Are you trying to tell me that Pat did NOT take Vanna to the boneyard during Gone Fishin' Week?!?! |
Wheel of Fortune - I mean, it's glorified hangman; just with a giant, colorful wheel spinning around and a 62ish looking woman who seriously does absolutely nothing. She just walks around and looks pretty. If I had a dime for every time I got paid for just walking around and looking pretty, I would seriously have NO DIMES and would be the happiest, broke person in the world because I could walk around and not have my pants fall down from the weight of the metal. Seriously, how many mugs of change am I going to pile up on my night-table before my wife goes friggin' bonkers and dumps them all over my side of the bed (again)?!
Besides that, Wheel of Fortune is so relaxing and mindless and the perfect buffer between a long day of work and the riveting reality television of prime time. It's happy people clapping and having a nice time and potentially winning thousands of dollars that will undoubtedly be spent on either cocaine or lollipops.
These dudes definitely favor Wheel of Forch. |
Jeopardy - My one major criticism of Jep (besides the annoying host, dorky contestants and dumb answer/question flip/flop) are the buzzers. I liked the buzzers as a kid and used to click a pen to simulate the action, but they are FLAWED. I have no doubt that some of them DON'T WORK, like when you're playing Guitar Hero and your guitar's batteries are on the fritz and you totally screw up The Strokes "Reptilia" and your friend Law yells at you for "ruining everybody's time!" I have very little compassion in my soul, but I honestly feel badly for the contestants whose buzzers are warped. I blame Trebek.

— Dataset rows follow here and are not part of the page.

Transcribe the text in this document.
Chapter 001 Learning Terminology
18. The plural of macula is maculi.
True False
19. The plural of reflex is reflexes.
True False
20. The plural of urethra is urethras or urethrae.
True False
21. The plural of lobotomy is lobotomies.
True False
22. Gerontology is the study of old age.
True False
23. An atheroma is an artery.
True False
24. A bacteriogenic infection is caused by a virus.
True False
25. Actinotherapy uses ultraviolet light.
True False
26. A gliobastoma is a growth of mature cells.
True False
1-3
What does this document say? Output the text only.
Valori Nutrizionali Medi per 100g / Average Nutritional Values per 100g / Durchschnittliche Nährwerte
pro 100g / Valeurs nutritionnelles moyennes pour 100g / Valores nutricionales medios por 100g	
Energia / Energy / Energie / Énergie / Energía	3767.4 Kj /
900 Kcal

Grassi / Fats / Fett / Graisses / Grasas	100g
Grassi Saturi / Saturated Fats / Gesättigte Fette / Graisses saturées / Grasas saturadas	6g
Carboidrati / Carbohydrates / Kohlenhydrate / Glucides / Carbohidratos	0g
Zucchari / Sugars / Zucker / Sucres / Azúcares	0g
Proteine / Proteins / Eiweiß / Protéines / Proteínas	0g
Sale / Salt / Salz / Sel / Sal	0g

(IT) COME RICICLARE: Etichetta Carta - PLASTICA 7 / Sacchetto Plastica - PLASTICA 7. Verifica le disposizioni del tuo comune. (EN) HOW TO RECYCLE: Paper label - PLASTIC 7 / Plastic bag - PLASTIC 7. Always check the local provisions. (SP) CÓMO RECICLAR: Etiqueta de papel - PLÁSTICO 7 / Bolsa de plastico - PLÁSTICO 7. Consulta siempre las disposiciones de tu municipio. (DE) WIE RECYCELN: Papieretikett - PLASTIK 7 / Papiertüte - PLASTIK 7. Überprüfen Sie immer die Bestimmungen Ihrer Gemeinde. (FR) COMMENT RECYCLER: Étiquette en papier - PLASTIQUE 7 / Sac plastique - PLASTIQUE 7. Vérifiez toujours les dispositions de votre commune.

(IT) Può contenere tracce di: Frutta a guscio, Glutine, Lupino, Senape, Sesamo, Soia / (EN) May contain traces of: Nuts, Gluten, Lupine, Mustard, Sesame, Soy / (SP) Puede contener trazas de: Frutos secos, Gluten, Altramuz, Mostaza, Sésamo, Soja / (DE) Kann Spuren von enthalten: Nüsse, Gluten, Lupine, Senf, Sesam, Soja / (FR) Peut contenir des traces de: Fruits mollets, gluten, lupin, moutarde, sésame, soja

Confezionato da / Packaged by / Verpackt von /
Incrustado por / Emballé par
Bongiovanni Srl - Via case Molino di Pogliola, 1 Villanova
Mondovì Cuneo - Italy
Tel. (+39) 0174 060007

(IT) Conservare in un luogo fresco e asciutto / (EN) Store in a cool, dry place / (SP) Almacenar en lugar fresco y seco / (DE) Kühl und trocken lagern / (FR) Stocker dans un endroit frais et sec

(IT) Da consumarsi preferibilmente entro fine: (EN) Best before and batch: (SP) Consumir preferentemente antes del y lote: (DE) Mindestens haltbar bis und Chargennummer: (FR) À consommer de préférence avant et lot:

Wheel of Fortune - The puzzle clue,"THING." This could literally be ANYTHING. This is not a clue. This does not help. The only clue it gives you is that it's NOT one of those Before and After thingies like, "Pope John Paul The Second Baseman For The Milwaukee Brewers." Clean it up Sajak!
Final Verdict
All in all, I love both shows.
One, a battle of wits.
And the other, essentially the Puppy Bowl on acid.
My vote goes to Wheel of Fortune, mostly because I hate Alex Trebek and love Pat and Vanna, but really because I'm just trying to be provocative. Also, when Vanna looks at the camera I totally think she's looking right into my shorts.